So I was lying in bed this morning listening to the radio. I’d prefer the BBC, but KPCC switches over to NPR far too early.
Then I heard the dulcet, seemingly reasonable, tones of Renee Montagne say this:
…we start with a reminder of the root of Europe’s financial crisis: European countries borrowed too much money.
That’s one way to frame it. The bankster’s way. There is another way. And that is that the banksters made a lot of bad loans. That’s why they get interest. Interest is a metric of risk. There are two parties to every transaction, and it’s not that some European governments borrowed too much money, but that most every bank made loans that they should not have made. They encouraged it. They fomented it. They robosigned documents. They sought out the bad lendees. They lied, misled, tranched, CDO’ed, and derivatived.
The reason banks can get people, or governments, to pay interest for loans is accepting that some will go bad, and the bank will have to eat it. Banks have managed to game the system so that they get the interest from taking risks, and have the risks subsidized when they get it wrong.
More simply, privatize the profit, socialize the risk.
There is an alternative to forcing austerity, debt, and crisis upon the citizens of these countries, who almost certainly made none of the decisions that caused this crisis, while the banksters and ministers who made the bad decisions walk away untouched. And in fact, enriched. That alternative is to force the banksters to write off the bad loans. Cram down the loan. Write it off.

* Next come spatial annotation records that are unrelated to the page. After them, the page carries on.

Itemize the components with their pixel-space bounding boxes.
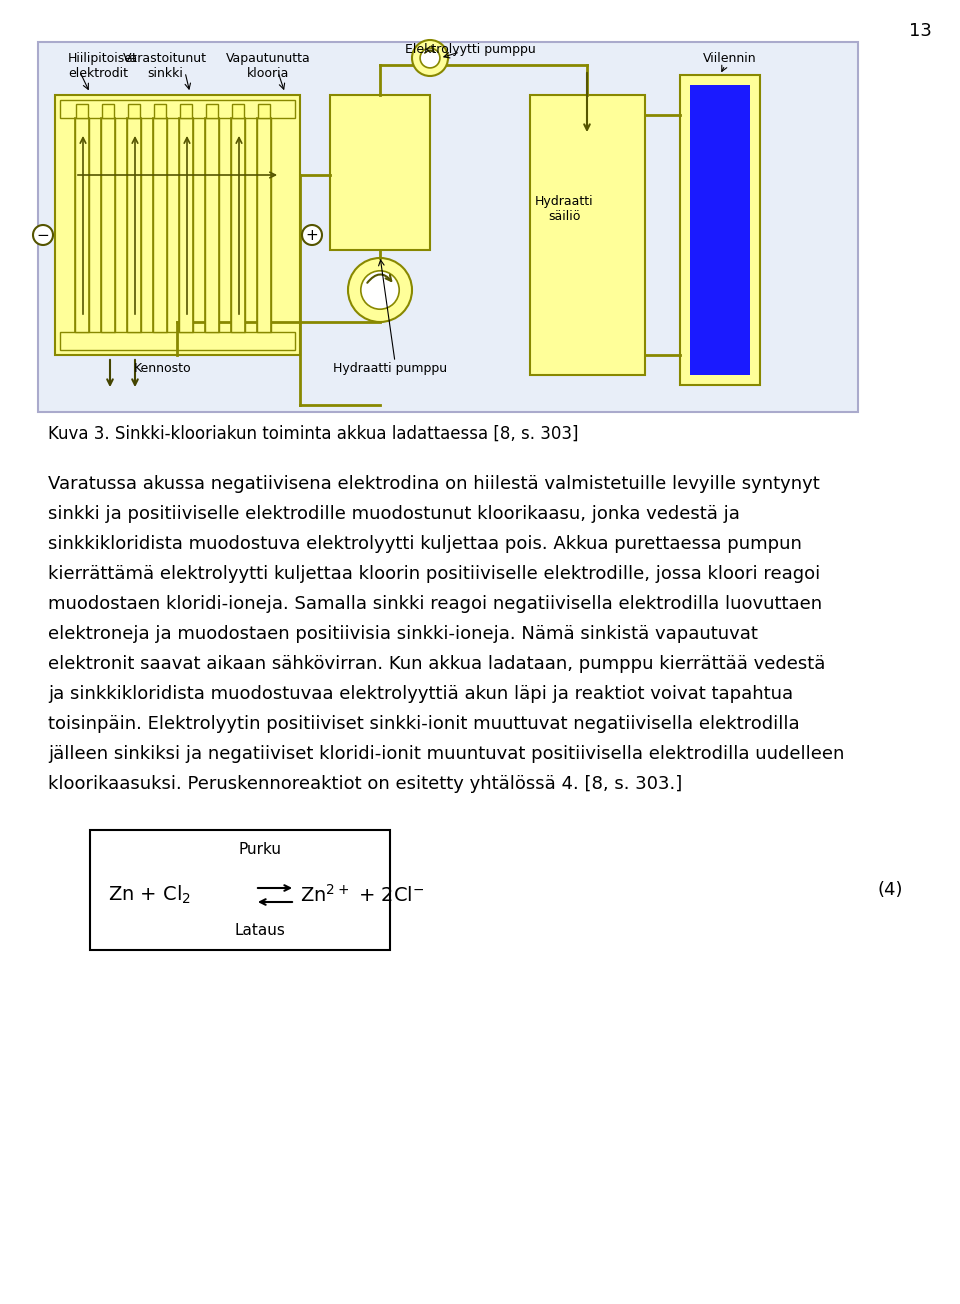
Bar xyxy=(154,104,166,117)
Text: sinkki ja positiiviselle elektrodille muodostunut kloorikaasu, jonka vedestä ja: sinkki ja positiiviselle elektrodille mu… xyxy=(48,505,740,523)
Text: (4): (4) xyxy=(877,882,902,898)
Text: Varastoitunut
sinkki: Varastoitunut sinkki xyxy=(123,52,207,80)
Circle shape xyxy=(348,258,412,322)
Text: Hiilipitoiset
elektrodit: Hiilipitoiset elektrodit xyxy=(68,52,138,80)
Bar xyxy=(530,95,645,376)
Bar xyxy=(257,117,271,333)
Circle shape xyxy=(302,226,322,245)
Text: Zn$^{2+}$ + 2Cl$^{-}$: Zn$^{2+}$ + 2Cl$^{-}$ xyxy=(300,884,424,906)
Bar xyxy=(153,117,167,333)
Bar xyxy=(38,42,858,412)
Text: muodostaen kloridi-ioneja. Samalla sinkki reagoi negatiivisella elektrodilla luo: muodostaen kloridi-ioneja. Samalla sinkk… xyxy=(48,595,822,613)
Bar xyxy=(232,104,244,117)
Bar xyxy=(101,117,115,333)
Text: Purku: Purku xyxy=(238,842,281,857)
Bar xyxy=(127,117,141,333)
Text: +: + xyxy=(305,227,319,243)
Text: sinkkikloridista muodostuva elektrolyytti kuljettaa pois. Akkua purettaessa pump: sinkkikloridista muodostuva elektrolyytt… xyxy=(48,535,802,553)
Bar xyxy=(231,117,245,333)
Bar xyxy=(55,95,300,355)
Text: elektronit saavat aikaan sähkövirran. Kun akkua ladataan, pumppu kierrättää vede: elektronit saavat aikaan sähkövirran. Ku… xyxy=(48,655,826,673)
Text: Viilennin: Viilennin xyxy=(703,52,756,65)
Bar xyxy=(90,831,390,951)
Text: −: − xyxy=(36,227,49,243)
Text: Zn + Cl$_2$: Zn + Cl$_2$ xyxy=(108,884,191,906)
Circle shape xyxy=(33,226,53,245)
Bar xyxy=(205,117,219,333)
Text: kierrättämä elektrolyytti kuljettaa kloorin positiiviselle elektrodille, jossa k: kierrättämä elektrolyytti kuljettaa kloo… xyxy=(48,565,820,583)
Text: Lataus: Lataus xyxy=(234,923,285,938)
Text: ja sinkkikloridista muodostuvaa elektrolyyttiä akun läpi ja reaktiot voivat tapa: ja sinkkikloridista muodostuvaa elektrol… xyxy=(48,685,793,703)
Text: toisinpäin. Elektrolyytin positiiviset sinkki-ionit muuttuvat negatiivisella ele: toisinpäin. Elektrolyytin positiiviset s… xyxy=(48,715,800,733)
Text: Vapautunutta
klooria: Vapautunutta klooria xyxy=(226,52,310,80)
Bar xyxy=(179,117,193,333)
Text: Elektrolyytti pumppu: Elektrolyytti pumppu xyxy=(404,43,536,56)
Circle shape xyxy=(361,271,399,309)
Text: jälleen sinkiksi ja negatiiviset kloridi-ionit muuntuvat positiivisella elektrod: jälleen sinkiksi ja negatiiviset kloridi… xyxy=(48,745,845,763)
Bar xyxy=(206,104,218,117)
Text: elektroneja ja muodostaen positiivisia sinkki-ioneja. Nämä sinkistä vapautuvat: elektroneja ja muodostaen positiivisia s… xyxy=(48,625,757,643)
Bar xyxy=(60,333,295,349)
Bar xyxy=(180,104,192,117)
Text: Varatussa akussa negatiivisena elektrodina on hiilestä valmistetuille levyille s: Varatussa akussa negatiivisena elektrodi… xyxy=(48,475,820,493)
Circle shape xyxy=(420,48,440,68)
Text: 13: 13 xyxy=(908,22,931,40)
Bar xyxy=(330,95,430,250)
Text: kloorikaasuksi. Peruskennoreaktiot on esitetty yhtälössä 4. [8, s. 303.]: kloorikaasuksi. Peruskennoreaktiot on es… xyxy=(48,775,683,793)
Bar xyxy=(60,100,295,117)
Bar xyxy=(76,104,88,117)
Bar xyxy=(680,76,760,385)
Bar xyxy=(258,104,270,117)
Circle shape xyxy=(412,40,448,76)
Text: Kuva 3. Sinkki-klooriakun toiminta akkua ladattaessa [8, s. 303]: Kuva 3. Sinkki-klooriakun toiminta akkua… xyxy=(48,425,579,443)
Text: Kennosto: Kennosto xyxy=(134,363,192,376)
Bar xyxy=(128,104,140,117)
Bar xyxy=(75,117,89,333)
Bar xyxy=(690,85,750,376)
Bar xyxy=(102,104,114,117)
Text: Hydraatti
säiliö: Hydraatti säiliö xyxy=(535,196,593,223)
Text: Hydraatti pumppu: Hydraatti pumppu xyxy=(333,363,447,376)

Another alternative is to give the people the money, a stimulus, if you will, and let them pay off their mortgage, their credit card. Either way, the banksters get paid, but the way our masters have chosen mean that the banksters get paid, and the people are made to suffer more. Unless you work in Brussels, or Berlin, or DC. Or work for a bank. No suffering there.
That money has to be paid back, but in many cases, new money does not exist in Europe.
The money does not have to be paid back. The banksters could be stiffed. Banks don’t print money; governments do. Banks are not loaning out money anyway, only borrowing it from governments at the zero bound, loaning it sparingly at 5% and paying the 5% to themselves in bonuses. Where can I get a deal like that?
And where does money come from? It comes from the full faith and credit of governments. Not from banks. Banks don’t print money, nor back it. Governments do. The money could exist, if governments wanted to print it. The banks only have the money that governments give them.
This crisis is caused because the banksters own the governments, and are going to make sure that every last citizen pays every last drop of blood to the bank, with interest, at the point of a gun (see riots in Greece, and look around for OWS protesters in the US).
Let’s be clear. Angela Merkel is not going to China to beg for money to rescue Greece — China is paying to bail out the banksters, who otherwise would be insolvent because they made bad loans. These guys who are supposed to be the smartest people in the room made a bunch of risky loans, and if China doesn’t bail them out, they go under. And they’ve succeeded in framing the issue in such a way that even NPR regurgitates their spin without a second thought.
If this is the sort of unbiased analysis promulgated by “Planet Money” without even an alternative voice from, I don’t know, a Nobel Prize winner like Paul Krugman, KPCC would be well served by ditching NPR and only playing the BBC. NPR is run by our corporate masters, just as much as Fox, CNN, or NBC.
Soundbite of laughter, as Chana Joffe-Walt of NPR laughs about Angela Merkel going to China on her knees. “Liberal” NPR, indeed.
February 17, 2012 – RENEE MONTAGNE, HOST:
We’re going to hear now from Planet Money. And we start with a reminder of the root of Europe’s financial crisis: European countries borrowed too much money. That money has to be paid back, but in many cases, new money does not exist in Europe. Chana Joffe-Walt with our Planet Money team reports that this simple fact has European leaders on a global search for cash.
CHANA JOFFE-WALT, BYLINE: Here’s where we are: The Europeans have tried bailout funds. They’ve hosted dozens of summits, at those summits hatched plans for more bailout funds. The European Central Bank has gotten involved. And yet investors are still afraid to lend money to European countries. The countries need money, and so it has come to this.
JIANG SHIXUE: Chancellor Merkel came to our academy talking to our scholars.
JOFFE-WALT: This is Jiang Shixue. He’s an academic at the Chinese Academy of Social Sciences, gleefully describing to me one of the most exciting moments of his 56 years as a Chinese person: The moment when one of the most important people in Europe, German Chancellor Angela Merkel, came to his country, to his workplace.
SHIXUE: She said that the E.U. would be happy to see if China can offer a kind of helping hand for the E.U.
JOFFE-WALT: She said she would like to see China offer a helping hand to the E.U.?
SHIXUE: Yeah, yeah, yeah. Yeah, yeah, yeah. And finally, she…
JOFFE-WALT: Meaning what? Meaning money?
SHIXUE: Oh, yes. Yes. Of course, money. Well, I would say her voice was gentle and that her words were nice and open.
JOFFE-WALT: Well, you have to be friendly and gentle when you’re asking somebody for money.